Primo appuntamento friulano del Fadiesis Accordion Festival

Venerdì 20 ottobre, alle 20.45, primo appuntamento friulano del Fadiesis Accordion Festival al Teatro Vittoria di Fagagna. Sul palcoscenico, la fisarmonica di Flavio Biasi e la voce narrante di Giorgio Monte, a dare vita concerto-racconto-immagine “Un secolo sconfinato” su testi di Romeo Pignat.

Uno spettacolo che nasce all’interno di un progetto avviato dall’Associazione Musicale Fadiesis, dal titolo Il mantice racconta, con lo scopo di valorizzare la natura affabulatrice della fisarmonica, con la sua capacità evocativa, perfetta per accompagnare storie di ieri e di oggi. “Un secolo sconfinato” è frutto dell’esperienza maturata dall’autore sui temi migratori e si avvale di prezioso materiale fotografico messo a disposizione da realtà quali l’Ente Friuli nel Mondo, l’Associazione Giuliani nel Mondo, l’Associazione Bellunesi nel Mondo. La narrazione, alternata a momenti musicali accompagnati da foto storiche, ci accompagnerà lungo il tormentato Novecento della nostra regione di frontiera, che aggiunse alle cospicue migrazioni economiche, impressionanti movimenti di massa delle popolazioni civili, causati da eventi storici come la Rotta di Caporetto, nel 1917, e l’esodo giuliano-dalmata, culminato nel 1947 con le partenze dall’Istria, subito dopo la firma del Trattato di Parigi che definì i confini nazionali in via provvisoria. Vicende di profughi, esuli, apolidi, che avvicinano il vissuto della nostra gente a quello di molti migranti che oggi raggiungono l’Italia e l’Europa, spinti dalle “ragioni” della storia, dalle follie e dai destini del mondo che non riusciamo a dominare. Un racconto drammatico, che ci conduce alle soglie di quella dimensione esistenziale e psicologica in cui “noi siamo stati gli altri”. Un flusso di riflessioni e immagini, accompagnato da musiche che spaziano dalla villotta friulana al tango argentino, da un valzer russo a una musette francese. Lo spettacolo sarà anche replicato a Grizzo di Montereale Valcellina? (Pordenone)?, martedì 31 ottobre, alle 20.45. Altri due concerti-racconti-immagine completeranno un’ideale trilogia delle migrazioni all’interno del Festival, sostenuto da Regione Friuli Venezia Giulia, Fondazione Friuli, Comune di Pordenone, Provincia di Pordenone e Bcc pordenonese.

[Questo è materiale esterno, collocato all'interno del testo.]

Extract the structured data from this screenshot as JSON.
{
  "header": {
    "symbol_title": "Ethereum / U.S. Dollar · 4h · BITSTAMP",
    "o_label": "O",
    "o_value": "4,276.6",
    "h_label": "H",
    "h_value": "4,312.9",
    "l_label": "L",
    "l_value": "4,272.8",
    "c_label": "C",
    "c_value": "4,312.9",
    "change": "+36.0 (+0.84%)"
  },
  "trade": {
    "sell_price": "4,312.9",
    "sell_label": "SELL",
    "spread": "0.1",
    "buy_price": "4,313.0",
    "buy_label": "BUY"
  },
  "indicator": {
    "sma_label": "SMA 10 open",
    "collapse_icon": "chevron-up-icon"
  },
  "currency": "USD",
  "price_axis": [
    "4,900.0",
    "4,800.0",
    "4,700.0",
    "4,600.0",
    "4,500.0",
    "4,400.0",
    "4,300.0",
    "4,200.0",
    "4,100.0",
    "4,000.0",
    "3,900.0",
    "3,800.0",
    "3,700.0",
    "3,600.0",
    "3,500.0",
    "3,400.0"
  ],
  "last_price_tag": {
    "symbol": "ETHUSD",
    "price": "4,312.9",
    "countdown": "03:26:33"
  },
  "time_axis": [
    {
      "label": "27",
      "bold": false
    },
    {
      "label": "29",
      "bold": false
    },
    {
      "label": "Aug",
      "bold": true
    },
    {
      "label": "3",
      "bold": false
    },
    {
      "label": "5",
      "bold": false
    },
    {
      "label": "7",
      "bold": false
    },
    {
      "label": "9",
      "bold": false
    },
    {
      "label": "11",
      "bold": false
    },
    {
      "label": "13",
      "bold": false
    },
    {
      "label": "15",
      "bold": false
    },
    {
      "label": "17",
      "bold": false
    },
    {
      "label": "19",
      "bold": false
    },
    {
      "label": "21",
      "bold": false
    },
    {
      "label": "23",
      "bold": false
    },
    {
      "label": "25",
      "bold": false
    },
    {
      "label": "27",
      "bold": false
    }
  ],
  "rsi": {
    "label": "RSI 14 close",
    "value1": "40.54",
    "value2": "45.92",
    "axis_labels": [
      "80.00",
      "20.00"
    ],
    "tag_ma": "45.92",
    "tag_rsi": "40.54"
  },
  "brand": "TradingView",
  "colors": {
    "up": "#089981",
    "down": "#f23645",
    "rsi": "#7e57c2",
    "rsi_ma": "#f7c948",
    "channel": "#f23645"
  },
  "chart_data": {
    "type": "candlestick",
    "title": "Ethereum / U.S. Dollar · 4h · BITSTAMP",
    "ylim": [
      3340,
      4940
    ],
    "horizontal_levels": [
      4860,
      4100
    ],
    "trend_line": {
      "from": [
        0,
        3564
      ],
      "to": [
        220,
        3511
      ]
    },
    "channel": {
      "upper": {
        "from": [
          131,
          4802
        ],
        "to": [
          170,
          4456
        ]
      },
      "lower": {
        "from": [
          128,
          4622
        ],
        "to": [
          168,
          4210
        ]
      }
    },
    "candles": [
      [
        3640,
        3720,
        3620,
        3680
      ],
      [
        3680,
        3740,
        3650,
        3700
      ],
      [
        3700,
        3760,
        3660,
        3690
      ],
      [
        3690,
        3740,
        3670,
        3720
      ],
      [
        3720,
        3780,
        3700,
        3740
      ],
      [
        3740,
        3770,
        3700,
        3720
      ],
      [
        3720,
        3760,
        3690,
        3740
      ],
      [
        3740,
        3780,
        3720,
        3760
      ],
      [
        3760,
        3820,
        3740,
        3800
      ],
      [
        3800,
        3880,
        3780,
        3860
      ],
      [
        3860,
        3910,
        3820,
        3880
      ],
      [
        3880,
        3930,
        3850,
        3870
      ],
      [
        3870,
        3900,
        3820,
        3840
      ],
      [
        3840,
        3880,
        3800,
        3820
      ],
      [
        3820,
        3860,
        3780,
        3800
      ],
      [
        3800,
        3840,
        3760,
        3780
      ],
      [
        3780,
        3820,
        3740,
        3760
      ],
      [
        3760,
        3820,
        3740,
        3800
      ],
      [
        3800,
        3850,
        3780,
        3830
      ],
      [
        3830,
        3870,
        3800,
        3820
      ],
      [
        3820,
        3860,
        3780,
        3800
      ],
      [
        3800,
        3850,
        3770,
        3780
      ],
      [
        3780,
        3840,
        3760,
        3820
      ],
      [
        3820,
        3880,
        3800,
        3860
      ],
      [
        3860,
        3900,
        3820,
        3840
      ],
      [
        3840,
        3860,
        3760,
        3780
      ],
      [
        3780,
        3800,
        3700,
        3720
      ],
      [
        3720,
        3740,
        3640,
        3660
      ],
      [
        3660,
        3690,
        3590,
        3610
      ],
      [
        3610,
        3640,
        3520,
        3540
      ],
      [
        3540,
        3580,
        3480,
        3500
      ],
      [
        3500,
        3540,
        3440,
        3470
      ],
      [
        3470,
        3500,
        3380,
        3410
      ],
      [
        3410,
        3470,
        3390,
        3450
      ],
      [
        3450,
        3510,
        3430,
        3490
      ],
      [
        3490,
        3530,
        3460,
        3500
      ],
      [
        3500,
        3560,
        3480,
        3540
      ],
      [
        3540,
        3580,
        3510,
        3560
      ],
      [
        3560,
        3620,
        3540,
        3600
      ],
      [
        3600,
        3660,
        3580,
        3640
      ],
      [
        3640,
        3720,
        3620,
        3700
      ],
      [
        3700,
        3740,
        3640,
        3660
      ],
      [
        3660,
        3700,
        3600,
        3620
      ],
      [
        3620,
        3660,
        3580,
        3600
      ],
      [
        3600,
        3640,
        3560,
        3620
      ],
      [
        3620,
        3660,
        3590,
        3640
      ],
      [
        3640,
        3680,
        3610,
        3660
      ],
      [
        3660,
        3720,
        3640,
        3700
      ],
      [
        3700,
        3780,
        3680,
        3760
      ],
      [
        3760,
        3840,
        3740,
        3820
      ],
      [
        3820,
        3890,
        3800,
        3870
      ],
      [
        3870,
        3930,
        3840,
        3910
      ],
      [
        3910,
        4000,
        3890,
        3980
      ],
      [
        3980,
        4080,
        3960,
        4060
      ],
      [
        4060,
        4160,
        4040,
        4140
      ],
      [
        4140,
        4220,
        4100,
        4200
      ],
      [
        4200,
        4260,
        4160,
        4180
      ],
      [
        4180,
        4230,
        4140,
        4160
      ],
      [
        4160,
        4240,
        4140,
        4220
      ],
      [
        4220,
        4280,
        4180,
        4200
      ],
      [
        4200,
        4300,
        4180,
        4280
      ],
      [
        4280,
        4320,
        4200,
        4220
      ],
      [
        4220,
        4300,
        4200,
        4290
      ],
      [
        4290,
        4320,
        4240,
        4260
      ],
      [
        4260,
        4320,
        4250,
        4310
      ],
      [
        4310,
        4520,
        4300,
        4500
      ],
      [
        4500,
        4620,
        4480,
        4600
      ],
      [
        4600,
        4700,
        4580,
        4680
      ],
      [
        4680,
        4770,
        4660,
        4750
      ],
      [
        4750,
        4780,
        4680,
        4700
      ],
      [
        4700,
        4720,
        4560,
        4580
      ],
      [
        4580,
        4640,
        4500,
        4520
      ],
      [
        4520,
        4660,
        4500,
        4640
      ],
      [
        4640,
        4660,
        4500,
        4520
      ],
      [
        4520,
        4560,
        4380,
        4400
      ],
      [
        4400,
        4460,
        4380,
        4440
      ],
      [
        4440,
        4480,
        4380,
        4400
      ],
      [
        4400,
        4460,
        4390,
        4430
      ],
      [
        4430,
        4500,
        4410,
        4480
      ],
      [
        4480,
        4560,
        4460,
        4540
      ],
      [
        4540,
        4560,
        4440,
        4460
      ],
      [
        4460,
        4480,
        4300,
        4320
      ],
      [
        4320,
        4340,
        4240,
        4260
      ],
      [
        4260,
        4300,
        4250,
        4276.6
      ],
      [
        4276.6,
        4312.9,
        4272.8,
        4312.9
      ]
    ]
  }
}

Il 3 novembre, alle 20.45, nella Grotta di San Giovanni d’Antro a Pulfero, sarà ospitato il concerto-racconto-immagine “Lacrime nere”, scritto a due mani da Ferruccio Clavora e Romeo Pignat e tratto dall’omonima pubblicazione. Realizzato con la collaborazione del Circolo Culturale Menocchio e dell’Istituto Slavia Viva, lo spettacolo esplora il rapporto tra il declino di un piccolo popolo (la Slavia friulana) schiacciato da “superiori logiche” geopolitiche e la conseguente emigrazione verso le miniere del Belgio, pianificata a monte da un Protocollo tra due Paesi fondatori dell’Europa, firmato con “larghe intese” contro la dignità dell’uomo. Il flauto di Yuri Ciccarese e la fisarmonica di Gianni Fassetta accompagneranno le voci di Massimo Somaglino e di Graziella Qualizza, nell’arcaico scenario della grotta.

Infine, la tappa oltreconfine su richiesta dalla locale Comunità degli italiani, a Koper-Capodistria di un cavallo di battaglia dell’Associazione Fadiesis, “Non capivamo”, su testi di Romeo Pignat, con la voce narrante di Giorgio Monte e la fisarmonica di Gianni Fassetta. Una riflessione tratta dal laboratorio Movimenti? d?elle retrovie dell’Associazione Bellunesi nel Mondo, e dedicata alla “bufera migratoria” che sconvolse le popolazioni civili del nord-est d’Italia, con seicentomila profughi, lacerazioni familiari e traumi collettivi, che cambiarono nel profondo le coscienze individuali e la vita sociale dei territori toccati da?ll Grande Guerra.? Una proposta che, per la prima volta, vede il Fadiesis Accordion Festival sconfinare fuori dall’Italia.